Japanese has a new word, since a year or two ago. (OK, perhaps it only reached the world a year or two ago.) “Chuunibyou” – Middle School Second Year Syndrome – is the dreadful condition where someone discovers their individuality and free will before they discover the difference between reality and fantasy. They may dress all in black, including nail polish and lipstick where appropriate (or even if not), and hand in self-written poetry about death instead of their regular English essay. Or they may wear colored contacts and claim to have supernatural powers. They may declare their undying love for an anime character, complete with elaborate plans for the wedding. They may join some unconventional religion and try to convert everyone around them. Usually they get over it, and look back with considerable embarrassment on their actions.

The anime Chuunibyou demo Koi ga Shitai – falling in love despite teenage delusions – is a romantic comedy without excessive display of panties and such. The main character is a high school freshman who is going to a high school a distance from home to avoid being recognized, because he spent his middle school years claiming to be the superhero Dark Flame Master, something that embarrasses him no end. But no sooner has his normal life begun, than he meets a girl in his class who wears an eye patch and a bandage on her arm to seal the supernatural powers inside her. And she knows his secret. Hilarity ensues, but despite all the awkwardness, they eventually become very close.

The anime – loosely based on a light novel with the same name – is warmly recommended for those who want a VERY Japanese love comedy without the usual pantsu glimpsing. There is some drama, but it is nothing that should scare large children. And the crazy antics and imaginary battles are wonderfully animated.

***

Naturally I find it interesting in terms of my own writing as well, since I like to write Young Adult novels, which for some reason is rarely about young adults but about middle and high schoolers. My attempt this year – which still badly needs a rewrite – stars a freshman in high school who takes anime way too seriously, joins a foreign religion, and believes that he is channeling the spirit of a Go player who died over 300 years ago. While I don’t go so far as to say he is deluded, I do have a side character present an alternative and more psychological explanation.

In contrast, my next story features a girl who everyone thinks is delusional or just trying to sound important, but who really spends every night in a magic world.
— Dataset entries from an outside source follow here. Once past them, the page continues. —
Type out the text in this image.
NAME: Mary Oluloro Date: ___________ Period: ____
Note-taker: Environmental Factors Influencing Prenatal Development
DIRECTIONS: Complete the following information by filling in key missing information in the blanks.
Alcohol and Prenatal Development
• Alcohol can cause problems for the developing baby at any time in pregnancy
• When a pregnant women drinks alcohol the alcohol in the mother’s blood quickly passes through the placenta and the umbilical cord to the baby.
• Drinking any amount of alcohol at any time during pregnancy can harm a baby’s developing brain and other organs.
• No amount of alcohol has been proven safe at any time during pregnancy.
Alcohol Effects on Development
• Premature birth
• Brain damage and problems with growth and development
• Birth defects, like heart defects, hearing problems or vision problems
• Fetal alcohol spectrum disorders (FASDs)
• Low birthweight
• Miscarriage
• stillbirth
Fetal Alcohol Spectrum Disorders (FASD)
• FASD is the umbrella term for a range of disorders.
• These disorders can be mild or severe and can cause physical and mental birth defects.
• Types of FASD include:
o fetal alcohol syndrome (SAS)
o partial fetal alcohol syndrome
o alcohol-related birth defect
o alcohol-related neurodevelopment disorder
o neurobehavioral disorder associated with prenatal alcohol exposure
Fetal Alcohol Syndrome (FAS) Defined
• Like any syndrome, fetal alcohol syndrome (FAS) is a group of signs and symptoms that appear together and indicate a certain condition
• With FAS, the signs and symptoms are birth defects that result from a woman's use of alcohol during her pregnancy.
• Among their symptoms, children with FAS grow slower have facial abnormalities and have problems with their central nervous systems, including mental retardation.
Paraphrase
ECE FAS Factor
The story is told by her cousin once removed, who comes to live with her and her mother (his real cousin) because there is no high school anywhere near the island where he grew up. The boy thinks the girl is crazy, especially when she starts reading from an invisible book. But then he starts dreaming about the same magic world…

***

One interpretation of the Jewish creation myth in Genesis is that humanity as a whole suffers from a kind of chuunibyou, having woken up to self-awareness at a point where we were still not ready for it. This seems to be the view favored by sci-fi writer and Christian apologist C.S. Lewis, in his book about Perelandra (a mythical planet Venus where a new Adam and Eve are created in a tropical paradise.) In that book, the first humans reject the primordial temptation and grow up to their full human potential, which seems to be a kind of demigod. So in this view, the current humanity is in a kind of arrested development, stuck in a youthful delusion that we seem unable to shake off.

But now we’re getting pretty far afield for one entry. More another day. Or perhaps not. Every day is a special day at the Chaos Node.